Cercando dunque la voce di Landolfi fra le parole di Anne, potrebbe forse in questa provincia francese agitarsi lo spettro non agevole da esorcizzare dell'esclusione dalla mondanità letteraria? Detto altrimenti, potrebbero le mille luci e l'aria vibrante della Parigi imperiale, ormai remote, riflettere quelle dei salotti romani a metà degli anni '50?  Arduo da sostenere, trattandosi di uno scrittore schivo come pochi altri, irriducibilmente refrattario a farsi personaggio pubblico, che considerava i propri sgomitanti colleghi esseri "incomprensibili, estranei, remoti". Se proietta un timore dell'autore, la provincia da cui scrive Anne non indica certamente un luogo; se non metaforico, di imperscrutabile complessità, come i recessi di un anima di "inesplicabile miscredenza", e affollata di "ombre". Un luogo dove forse si trasfigura la sua imperterrita frequentazione della "morta periferia del vocabolario italiano", e dove risiede il coraggio della sua difficile grandezza. Ovvero - nel contrasto con l'assordante frenesia della capitale - un luogo in cui si rivela un vago ma ineluttabile presentimento di quella dolorosa tensione "tra il silenzio e l'espressione" che più avanti negli anni gli diventerà peculiare.

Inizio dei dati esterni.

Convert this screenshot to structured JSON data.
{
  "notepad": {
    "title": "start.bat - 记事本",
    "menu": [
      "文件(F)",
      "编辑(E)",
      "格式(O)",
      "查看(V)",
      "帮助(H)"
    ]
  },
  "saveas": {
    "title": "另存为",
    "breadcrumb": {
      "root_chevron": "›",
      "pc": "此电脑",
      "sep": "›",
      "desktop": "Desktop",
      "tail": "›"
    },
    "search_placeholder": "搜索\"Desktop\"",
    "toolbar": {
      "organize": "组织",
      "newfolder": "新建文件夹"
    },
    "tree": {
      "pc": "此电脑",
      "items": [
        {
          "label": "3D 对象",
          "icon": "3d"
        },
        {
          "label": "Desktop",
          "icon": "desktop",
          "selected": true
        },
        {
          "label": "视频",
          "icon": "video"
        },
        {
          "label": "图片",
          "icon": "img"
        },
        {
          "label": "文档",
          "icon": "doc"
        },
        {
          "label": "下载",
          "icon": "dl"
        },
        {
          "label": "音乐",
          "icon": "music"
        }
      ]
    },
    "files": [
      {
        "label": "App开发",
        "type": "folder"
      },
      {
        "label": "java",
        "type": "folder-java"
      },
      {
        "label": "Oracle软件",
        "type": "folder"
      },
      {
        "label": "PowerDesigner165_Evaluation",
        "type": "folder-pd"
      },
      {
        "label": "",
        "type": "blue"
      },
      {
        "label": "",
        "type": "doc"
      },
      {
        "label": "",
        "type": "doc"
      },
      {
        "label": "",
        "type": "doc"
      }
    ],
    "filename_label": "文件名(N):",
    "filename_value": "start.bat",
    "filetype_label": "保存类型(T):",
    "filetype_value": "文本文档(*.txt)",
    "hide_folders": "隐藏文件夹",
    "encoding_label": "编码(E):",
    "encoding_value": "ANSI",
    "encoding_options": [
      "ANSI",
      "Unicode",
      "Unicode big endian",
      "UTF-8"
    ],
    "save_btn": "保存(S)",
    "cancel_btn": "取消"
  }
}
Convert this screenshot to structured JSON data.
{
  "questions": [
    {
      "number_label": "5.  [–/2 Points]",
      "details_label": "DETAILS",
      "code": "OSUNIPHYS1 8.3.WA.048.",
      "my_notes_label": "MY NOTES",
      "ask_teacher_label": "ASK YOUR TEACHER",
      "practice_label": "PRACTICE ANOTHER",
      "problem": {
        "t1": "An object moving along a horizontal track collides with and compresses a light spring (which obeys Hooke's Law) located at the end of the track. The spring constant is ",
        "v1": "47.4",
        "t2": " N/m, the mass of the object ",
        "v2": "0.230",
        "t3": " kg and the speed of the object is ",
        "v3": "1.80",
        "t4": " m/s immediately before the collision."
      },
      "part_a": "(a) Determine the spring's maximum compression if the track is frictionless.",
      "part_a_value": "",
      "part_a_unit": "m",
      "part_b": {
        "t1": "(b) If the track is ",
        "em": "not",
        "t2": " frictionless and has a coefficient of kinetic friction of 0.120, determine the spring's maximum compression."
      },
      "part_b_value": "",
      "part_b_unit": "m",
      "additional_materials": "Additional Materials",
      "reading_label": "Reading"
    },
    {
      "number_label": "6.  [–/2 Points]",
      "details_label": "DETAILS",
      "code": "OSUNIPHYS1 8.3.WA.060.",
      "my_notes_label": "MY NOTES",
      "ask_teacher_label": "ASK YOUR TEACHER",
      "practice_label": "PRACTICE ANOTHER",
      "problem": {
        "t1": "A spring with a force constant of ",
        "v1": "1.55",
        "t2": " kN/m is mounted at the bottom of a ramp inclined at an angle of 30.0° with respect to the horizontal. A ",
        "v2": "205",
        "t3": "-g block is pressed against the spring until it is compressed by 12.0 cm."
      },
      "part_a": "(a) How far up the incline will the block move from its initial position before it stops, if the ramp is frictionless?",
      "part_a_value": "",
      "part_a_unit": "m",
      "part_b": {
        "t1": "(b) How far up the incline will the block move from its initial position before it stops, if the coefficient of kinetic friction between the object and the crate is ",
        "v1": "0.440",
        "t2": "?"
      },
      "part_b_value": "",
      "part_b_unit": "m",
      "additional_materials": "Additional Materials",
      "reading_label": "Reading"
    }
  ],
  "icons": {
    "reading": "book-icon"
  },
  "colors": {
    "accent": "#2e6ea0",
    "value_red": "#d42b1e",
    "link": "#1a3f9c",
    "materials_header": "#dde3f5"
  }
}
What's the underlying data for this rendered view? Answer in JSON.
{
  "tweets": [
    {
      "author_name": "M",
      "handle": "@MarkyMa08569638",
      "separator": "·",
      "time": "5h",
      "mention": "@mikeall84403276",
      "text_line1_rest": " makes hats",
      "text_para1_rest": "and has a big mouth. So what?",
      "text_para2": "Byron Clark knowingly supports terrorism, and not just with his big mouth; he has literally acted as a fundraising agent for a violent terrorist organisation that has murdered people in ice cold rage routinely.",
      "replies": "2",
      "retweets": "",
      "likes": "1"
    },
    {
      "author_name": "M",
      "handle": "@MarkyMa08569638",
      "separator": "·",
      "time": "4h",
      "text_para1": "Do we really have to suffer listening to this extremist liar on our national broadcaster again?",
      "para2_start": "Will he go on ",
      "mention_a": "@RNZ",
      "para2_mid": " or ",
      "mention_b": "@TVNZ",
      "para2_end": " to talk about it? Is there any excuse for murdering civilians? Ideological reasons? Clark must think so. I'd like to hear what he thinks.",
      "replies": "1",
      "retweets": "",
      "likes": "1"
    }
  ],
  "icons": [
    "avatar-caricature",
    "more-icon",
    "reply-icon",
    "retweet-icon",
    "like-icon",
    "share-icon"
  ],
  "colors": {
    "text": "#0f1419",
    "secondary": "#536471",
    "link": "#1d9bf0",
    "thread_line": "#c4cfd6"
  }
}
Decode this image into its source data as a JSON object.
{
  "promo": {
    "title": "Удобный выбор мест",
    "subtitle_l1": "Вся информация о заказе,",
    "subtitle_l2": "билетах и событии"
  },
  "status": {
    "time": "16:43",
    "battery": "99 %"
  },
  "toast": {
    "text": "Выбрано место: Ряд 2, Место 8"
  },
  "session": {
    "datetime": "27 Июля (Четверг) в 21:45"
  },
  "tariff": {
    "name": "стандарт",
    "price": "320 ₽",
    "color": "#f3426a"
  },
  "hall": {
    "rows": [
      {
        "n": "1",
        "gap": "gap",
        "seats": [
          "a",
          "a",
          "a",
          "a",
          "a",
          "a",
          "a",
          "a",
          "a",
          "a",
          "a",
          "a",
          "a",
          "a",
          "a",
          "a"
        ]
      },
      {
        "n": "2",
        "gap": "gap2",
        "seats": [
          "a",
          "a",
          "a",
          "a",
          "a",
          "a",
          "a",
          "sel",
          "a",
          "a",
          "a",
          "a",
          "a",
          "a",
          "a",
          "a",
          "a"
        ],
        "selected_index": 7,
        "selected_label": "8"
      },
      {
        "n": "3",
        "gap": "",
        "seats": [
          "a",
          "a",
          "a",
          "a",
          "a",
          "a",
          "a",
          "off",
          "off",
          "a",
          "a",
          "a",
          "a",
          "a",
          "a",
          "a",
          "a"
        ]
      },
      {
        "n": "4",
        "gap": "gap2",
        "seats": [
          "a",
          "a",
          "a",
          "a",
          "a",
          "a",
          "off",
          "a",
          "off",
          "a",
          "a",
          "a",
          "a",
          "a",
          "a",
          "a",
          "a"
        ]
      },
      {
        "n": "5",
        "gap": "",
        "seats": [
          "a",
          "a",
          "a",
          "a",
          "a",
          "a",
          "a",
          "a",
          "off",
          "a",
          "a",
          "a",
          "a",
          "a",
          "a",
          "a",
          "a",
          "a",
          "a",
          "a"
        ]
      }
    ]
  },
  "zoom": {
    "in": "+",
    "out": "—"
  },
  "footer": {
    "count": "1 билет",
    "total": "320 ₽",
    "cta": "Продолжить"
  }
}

In fin dei conti, era proprio nella "mostruosa" provincia natia, nella sonnolenta reclusione della borbonica Pico, che Landolfi si rifugiava il più delle volte per scrivere. Forse in quelle oscene e maleodoranti sacche di pelle appese alle travi si sogna. Forse, al risveglio, quei sogni possono diventare splendidi racconti.